In the learning from scratch case, at the end of the first epoch, the validation accuracy is 0.93, but over the next two epochs, it rises to 0.98. In the vectorizer case, the network gets something of a head start from the third-party embeddings and ends up with a validation accuracy of almost 0.95 at the end of the first epoch. However, because the embedding weights are not allowed to change, it is not able to customize the embeddings to the spam detection task, and the validation accuracy at the end of the third epoch is the lowest among the three. The fine-tuning case, like the vectorizer, also gets a head start, but can customize the embedding to the task as well, and therefore is able to learn at the most rapid rate among the three cases. The fine-tuning case has the highest validation accuracy at the end of the first epoch and reaches the same validation accuracy at the end of the second epoch that the scratch case achieves at the end of the third.

In the next section, we will see that distributional similarity is not restricted to word embeddings; it applies to other scenarios as well.
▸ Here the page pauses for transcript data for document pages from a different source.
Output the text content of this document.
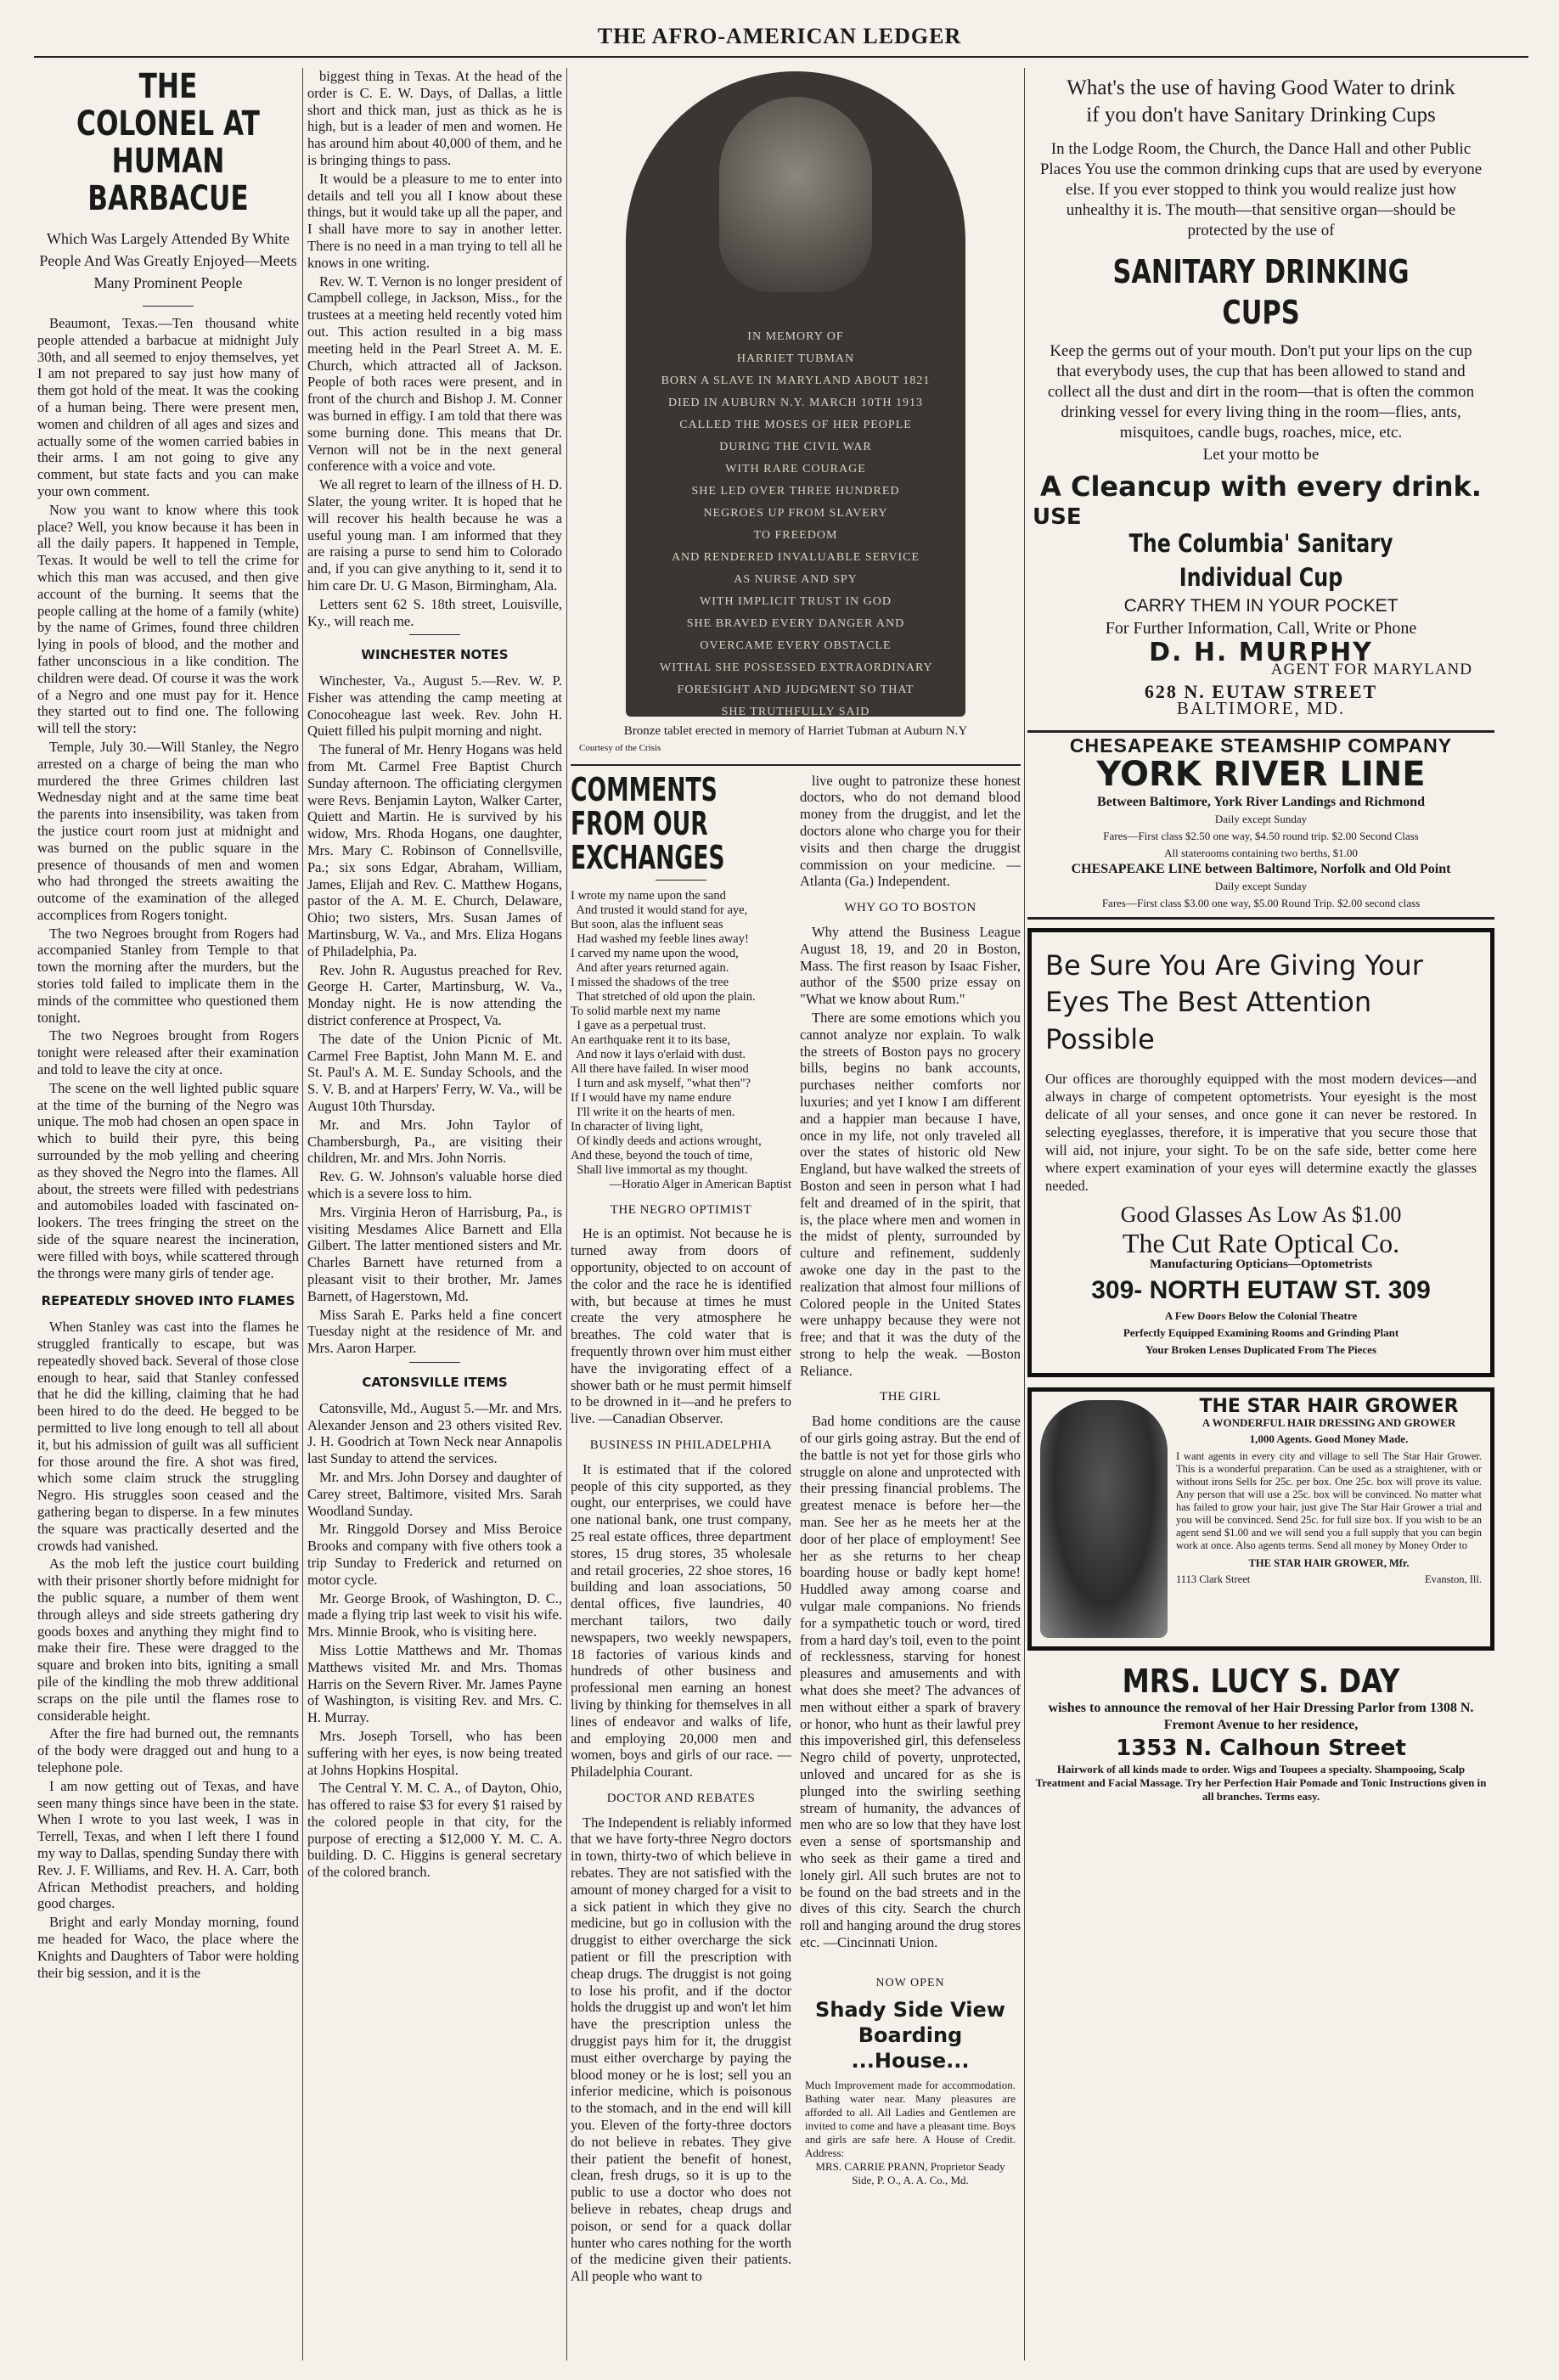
THE AFRO-AMERICAN LEDGER
THE COLONEL AT HUMAN BARBACUE
Which Was Largely Attended By White People And Was Greatly Enjoyed—Meets Many Prominent People
Beaumont, Texas.—Ten thousand white people attended a barbacue at midnight July 30th, and all seemed to enjoy themselves, yet I am not prepared to say just how many of them got hold of the meat. It was the cooking of a human being. There were present men, women and children of all ages and sizes and actually some of the women carried babies in their arms. I am not going to give any comment, but state facts and you can make your own comment.
Now you want to know where this took place? Well, you know because it has been in all the daily papers. It happened in Temple, Texas. It would be well to tell the crime for which this man was accused, and then give account of the burning. It seems that the people calling at the home of a family (white) by the name of Grimes, found three children lying in pools of blood, and the mother and father unconscious in a like condition. The children were dead. Of course it was the work of a Negro and one must pay for it. Hence they started out to find one. The following will tell the story:
Temple, July 30.—Will Stanley, the Negro arrested on a charge of being the man who murdered the three Grimes children last Wednesday night and at the same time beat the parents into insensibility, was taken from the justice court room just at midnight and was burned on the public square in the presence of thousands of men and women who had thronged the streets awaiting the outcome of the examination of the alleged accomplices from Rogers tonight.
The two Negroes brought from Rogers had accompanied Stanley from Temple to that town the morning after the murders, but the stories told failed to implicate them in the minds of the committee who questioned them tonight.
The two Negroes brought from Rogers tonight were released after their examination and told to leave the city at once.
The scene on the well lighted public square at the time of the burning of the Negro was unique. The mob had chosen an open space in which to build their pyre, this being surrounded by the mob yelling and cheering as they shoved the Negro into the flames. All about, the streets were filled with pedestrians and automobiles loaded with fascinated on-lookers. The trees fringing the street on the side of the square nearest the incineration, were filled with boys, while scattered through the throngs were many girls of tender age.
REPEATEDLY SHOVED INTO FLAMES
When Stanley was cast into the flames he struggled frantically to escape, but was repeatedly shoved back. Several of those close enough to hear, said that Stanley confessed that he did the killing, claiming that he had been hired to do the deed. He begged to be permitted to live long enough to tell all about it, but his admission of guilt was all sufficient for those around the fire. A shot was fired, which some claim struck the struggling Negro. His struggles soon ceased and the gathering began to disperse. In a few minutes the square was practically deserted and the crowds had vanished.
As the mob left the justice court building with their prisoner shortly before midnight for the public square, a number of them went through alleys and side streets gathering dry goods boxes and anything they might find to make their fire. These were dragged to the square and broken into bits, igniting a small pile of the kindling the mob threw additional scraps on the pile until the flames rose to considerable height.
After the fire had burned out, the remnants of the body were dragged out and hung to a telephone pole.
I am now getting out of Texas, and have seen many things since have been in the state. When I wrote to you last week, I was in Terrell, Texas, and when I left there I found my way to Dallas, spending Sunday there with Rev. J. F. Williams, and Rev. H. A. Carr, both African Methodist preachers, and holding good charges.
Bright and early Monday morning, found me headed for Waco, the place where the Knights and Daughters of Tabor were holding their big session, and it is the
biggest thing in Texas. At the head of the order is C. E. W. Days, of Dallas, a little short and thick man, just as thick as he is high, but is a leader of men and women. He has around him about 40,000 of them, and he is bringing things to pass.
It would be a pleasure to me to enter into details and tell you all I know about these things, but it would take up all the paper, and I shall have more to say in another letter. There is no need in a man trying to tell all he knows in one writing.
Rev. W. T. Vernon is no longer president of Campbell college, in Jackson, Miss., for the trustees at a meeting held recently voted him out. This action resulted in a big mass meeting held in the Pearl Street A. M. E. Church, which attracted all of Jackson. People of both races were present, and in front of the church and Bishop J. M. Conner was burned in effigy. I am told that there was some burning done. This means that Dr. Vernon will not be in the next general conference with a voice and vote.
We all regret to learn of the illness of H. D. Slater, the young writer. It is hoped that he will recover his health because he was a useful young man. I am informed that they are raising a purse to send him to Colorado and, if you can give anything to it, send it to him care Dr. U. G Mason, Birmingham, Ala.
Letters sent 62 S. 18th street, Louisville, Ky., will reach me.
WINCHESTER NOTES
Winchester, Va., August 5.—Rev. W. P. Fisher was attending the camp meeting at Conocoheague last week. Rev. John H. Quiett filled his pulpit morning and night.
The funeral of Mr. Henry Hogans was held from Mt. Carmel Free Baptist Church Sunday afternoon. The officiating clergymen were Revs. Benjamin Layton, Walker Carter, Quiett and Martin. He is survived by his widow, Mrs. Rhoda Hogans, one daughter, Mrs. Mary C. Robinson of Connellsville, Pa.; six sons Edgar, Abraham, William, James, Elijah and Rev. C. Matthew Hogans, pastor of the A. M. E. Church, Delaware, Ohio; two sisters, Mrs. Susan James of Martinsburg, W. Va., and Mrs. Eliza Hogans of Philadelphia, Pa.
Rev. John R. Augustus preached for Rev. George H. Carter, Martinsburg, W. Va., Monday night. He is now attending the district conference at Prospect, Va.
The date of the Union Picnic of Mt. Carmel Free Baptist, John Mann M. E. and St. Paul's A. M. E. Sunday Schools, and the S. V. B. and at Harpers' Ferry, W. Va., will be August 10th Thursday.
Mr. and Mrs. John Taylor of Chambersburgh, Pa., are visiting their children, Mr. and Mrs. John Norris.
Rev. G. W. Johnson's valuable horse died which is a severe loss to him.
Mrs. Virginia Heron of Harrisburg, Pa., is visiting Mesdames Alice Barnett and Ella Gilbert. The latter mentioned sisters and Mr. Charles Barnett have returned from a pleasant visit to their brother, Mr. James Barnett, of Hagerstown, Md.
Miss Sarah E. Parks held a fine concert Tuesday night at the residence of Mr. and Mrs. Aaron Harper.
CATONSVILLE ITEMS
Catonsville, Md., August 5.—Mr. and Mrs. Alexander Jenson and 23 others visited Rev. J. H. Goodrich at Town Neck near Annapolis last Sunday to attend the services.
Mr. and Mrs. John Dorsey and daughter of Carey street, Baltimore, visited Mrs. Sarah Woodland Sunday.
Mr. Ringgold Dorsey and Miss Beroice Brooks and company with five others took a trip Sunday to Frederick and returned on motor cycle.
Mr. George Brook, of Washington, D. C., made a flying trip last week to visit his wife. Mrs. Minnie Brook, who is visiting here.
Miss Lottie Matthews and Mr. Thomas Matthews visited Mr. and Mrs. Thomas Harris on the Severn River. Mr. James Payne of Washington, is visiting Rev. and Mrs. C. H. Murray.
Mrs. Joseph Torsell, who has been suffering with her eyes, is now being treated at Johns Hopkins Hospital.
The Central Y. M. C. A., of Dayton, Ohio, has offered to raise $3 for every $1 raised by the colored people in that city, for the purpose of erecting a $12,000 Y. M. C. A. building. D. C. Higgins is general secretary of the colored branch.
IN MEMORY OF
HARRIET TUBMAN
BORN A SLAVE IN MARYLAND ABOUT 1821
DIED IN AUBURN N.Y. MARCH 10TH 1913
CALLED THE MOSES OF HER PEOPLE
DURING THE CIVIL WAR
WITH RARE COURAGE
SHE LED OVER THREE HUNDRED
NEGROES UP FROM SLAVERY
TO FREEDOM
AND RENDERED INVALUABLE SERVICE
AS NURSE AND SPY
WITH IMPLICIT TRUST IN GOD
SHE BRAVED EVERY DANGER AND
OVERCAME EVERY OBSTACLE
WITHAL SHE POSSESSED EXTRAORDINARY
FORESIGHT AND JUDGMENT SO THAT
SHE TRUTHFULLY SAID
Bronze tablet erected in memory of Harriet Tubman at Auburn N.Y
Courtesy of the Crisis
COMMENTS FROM OUR EXCHANGES
I wrote my name upon the sand
And trusted it would stand for aye,
But soon, alas the influent seas
Had washed my feeble lines away!
I carved my name upon the wood,
And after years returned again.
I missed the shadows of the tree
That stretched of old upon the plain.
To solid marble next my name
I gave as a perpetual trust.
An earthquake rent it to its base,
And now it lays o'erlaid with dust.
All there have failed. In wiser mood
I turn and ask myself, "what then"?
If I would have my name endure
I'll write it on the hearts of men.
In character of living light,
Of kindly deeds and actions wrought,
And these, beyond the touch of time,
Shall live immortal as my thought.
—Horatio Alger in American Baptist
THE NEGRO OPTIMIST
He is an optimist. Not because he is turned away from doors of opportunity, objected to on account of the color and the race he is identified with, but because at times he must create the very atmosphere he breathes. The cold water that is frequently thrown over him must either have the invigorating effect of a shower bath or he must permit himself to be drowned in it—and he prefers to live. —Canadian Observer.
BUSINESS IN PHILADELPHIA
It is estimated that if the colored people of this city supported, as they ought, our enterprises, we could have one national bank, one trust company, 25 real estate offices, three department stores, 15 drug stores, 35 wholesale and retail groceries, 22 shoe stores, 16 building and loan associations, 50 dental offices, five laundries, 40 merchant tailors, two daily newspapers, two weekly newspapers, 18 factories of various kinds and hundreds of other business and professional men earning an honest living by thinking for themselves in all lines of endeavor and walks of life, and employing 20,000 men and women, boys and girls of our race. —Philadelphia Courant.
DOCTOR AND REBATES
The Independent is reliably informed that we have forty-three Negro doctors in town, thirty-two of which believe in rebates. They are not satisfied with the amount of money charged for a visit to a sick patient in which they give no medicine, but go in collusion with the druggist to either overcharge the sick patient or fill the prescription with cheap drugs. The druggist is not going to lose his profit, and if the doctor holds the druggist up and won't let him have the prescription unless the druggist pays him for it, the druggist must either overcharge by paying the blood money or he is lost; sell you an inferior medicine, which is poisonous to the stomach, and in the end will kill you. Eleven of the forty-three doctors do not believe in rebates. They give their patient the benefit of honest, clean, fresh drugs, so it is up to the public to use a doctor who does not believe in rebates, cheap drugs and poison, or send for a quack dollar hunter who cares nothing for the worth of the medicine given their patients. All people who want to
live ought to patronize these honest doctors, who do not demand blood money from the druggist, and let the doctors alone who charge you for their visits and then charge the druggist commission on your medicine. —Atlanta (Ga.) Independent.
WHY GO TO BOSTON
Why attend the Business League August 18, 19, and 20 in Boston, Mass. The first reason by Isaac Fisher, author of the $500 prize essay on "What we know about Rum."
There are some emotions which you cannot analyze nor explain. To walk the streets of Boston pays no grocery bills, begins no bank accounts, purchases neither comforts nor luxuries; and yet I know I am different and a happier man because I have, once in my life, not only traveled all over the states of historic old New England, but have walked the streets of Boston and seen in person what I had felt and dreamed of in the spirit, that is, the place where men and women in the midst of plenty, surrounded by culture and refinement, suddenly awoke one day in the past to the realization that almost four millions of Colored people in the United States were unhappy because they were not free; and that it was the duty of the strong to help the weak. —Boston Reliance.
THE GIRL
Bad home conditions are the cause of our girls going astray. But the end of the battle is not yet for those girls who struggle on alone and unprotected with their pressing financial problems. The greatest menace is before her—the man. See her as he meets her at the door of her place of employment! See her as she returns to her cheap boarding house or badly kept home! Huddled away among coarse and vulgar male companions. No friends for a sympathetic touch or word, tired from a hard day's toil, even to the point of recklessness, starving for honest pleasures and amusements and with what does she meet? The advances of men without either a spark of bravery or honor, who hunt as their lawful prey this impoverished girl, this defenseless Negro child of poverty, unprotected, unloved and uncared for as she is plunged into the swirling seething stream of humanity, the advances of men who are so low that they have lost even a sense of sportsmanship and who seek as their game a tired and lonely girl. All such brutes are not to be found on the bad streets and in the dives of this city. Search the church roll and hanging around the drug stores etc. —Cincinnati Union.
NOW OPEN
Shady Side View Boarding ...House...
Much Improvement made for accommodation. Bathing water near. Many pleasures are afforded to all. All Ladies and Gentlemen are invited to come and have a pleasant time. Boys and girls are safe here. A House of Credit. Address:
MRS. CARRIE PRANN, Proprietor Seady Side, P. O., A. A. Co., Md.
What's the use of having Good Water to drink if you don't have Sanitary Drinking Cups
In the Lodge Room, the Church, the Dance Hall and other Public Places You use the common drinking cups that are used by everyone else. If you ever stopped to think you would realize just how unhealthy it is. The mouth—that sensitive organ—should be protected by the use of
SANITARY DRINKING CUPS
Keep the germs out of your mouth. Don't put your lips on the cup that everybody uses, the cup that has been allowed to stand and collect all the dust and dirt in the room—that is often the common drinking vessel for every living thing in the room—flies, ants, misquitoes, candle bugs, roaches, mice, etc.
Let your motto be
A Cleancup with every drink.
USE
The Columbia' Sanitary Individual Cup
CARRY THEM IN YOUR POCKET
For Further Information, Call, Write or Phone
D. H. MURPHY
AGENT FOR MARYLAND
628 N. EUTAW STREET
BALTIMORE, MD.
CHESAPEAKE STEAMSHIP COMPANY
YORK RIVER LINE
Between Baltimore, York River Landings and Richmond
Daily except Sunday
Fares—First class $2.50 one way, $4.50 round trip. $2.00 Second Class
All staterooms containing two berths, $1.00
CHESAPEAKE LINE between Baltimore, Norfolk and Old Point
Daily except Sunday
Fares—First class $3.00 one way, $5.00 Round Trip. $2.00 second class
Be Sure You Are Giving Your
Eyes The Best Attention Possible
Our offices are thoroughly equipped with the most modern devices—and always in charge of competent optometrists. Your eyesight is the most delicate of all your senses, and once gone it can never be restored. In selecting eyeglasses, therefore, it is imperative that you secure those that will aid, not injure, your sight. To be on the safe side, better come here where expert examination of your eyes will determine exactly the glasses needed.
Good Glasses As Low As $1.00
The Cut Rate Optical Co.
Manufacturing Opticians—Optometrists
309- NORTH EUTAW ST. 309
A Few Doors Below the Colonial Theatre
Perfectly Equipped Examining Rooms and Grinding Plant
Your Broken Lenses Duplicated From The Pieces
THE STAR HAIR GROWER
A WONDERFUL HAIR DRESSING AND GROWER
1,000 Agents. Good Money Made.
I want agents in every city and village to sell The Star Hair Grower. This is a wonderful preparation. Can be used as a straightener, with or without irons Sells for 25c. per box. One 25c. box will prove its value. Any person that will use a 25c. box will be convinced. No matter what has failed to grow your hair, just give The Star Hair Grower a trial and you will be convinced. Send 25c. for full size box. If you wish to be an agent send $1.00 and we will send you a full supply that you can begin work at once. Also agents terms. Send all money by Money Order to
THE STAR HAIR GROWER, Mfr.
1113 Clark Street	Evanston, Ill.
MRS. LUCY S. DAY
wishes to announce the removal of her Hair Dressing Parlor from 1308 N. Fremont Avenue to her residence,
1353 N. Calhoun Street
Hairwork of all kinds made to order. Wigs and Toupees a specialty. Shampooing, Scalp Treatment and Facial Massage. Try her Perfection Hair Pomade and Tonic Instructions given in all branches. Terms easy.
Neural embeddings – not just for words

Word embedding technology has evolved in various ways since Word2Vec and GloVe. One such direction is the application of word embeddings to non-word settings, also known as neural embeddings. As you will recall, word embeddings leverage the distributional hypothesis that words occurring in similar contexts tend to have similar meanings, where context is usually a fixed-size (in number of words) window around the target word.

The idea of neural embeddings is very similar; that is, entities that occur in similar contexts tend to be strongly related to each other. The way in which these contexts are constructed is usually situation-dependent. We will describe two techniques here that are foundational and general enough to be applied easily to a variety of use cases.

Item2Vec

The Item2Vec embedding model was originally proposed by Barkan and Koenigstein [14] for the collaborative filtering use case, that is, recommending items to users based on purchases by other users that have similar purchase histories to this user. It uses items in a web-store as the “words” and the itemset (the sequence of items purchased by a user over time) as the “sentence” from which the “word context” is derived.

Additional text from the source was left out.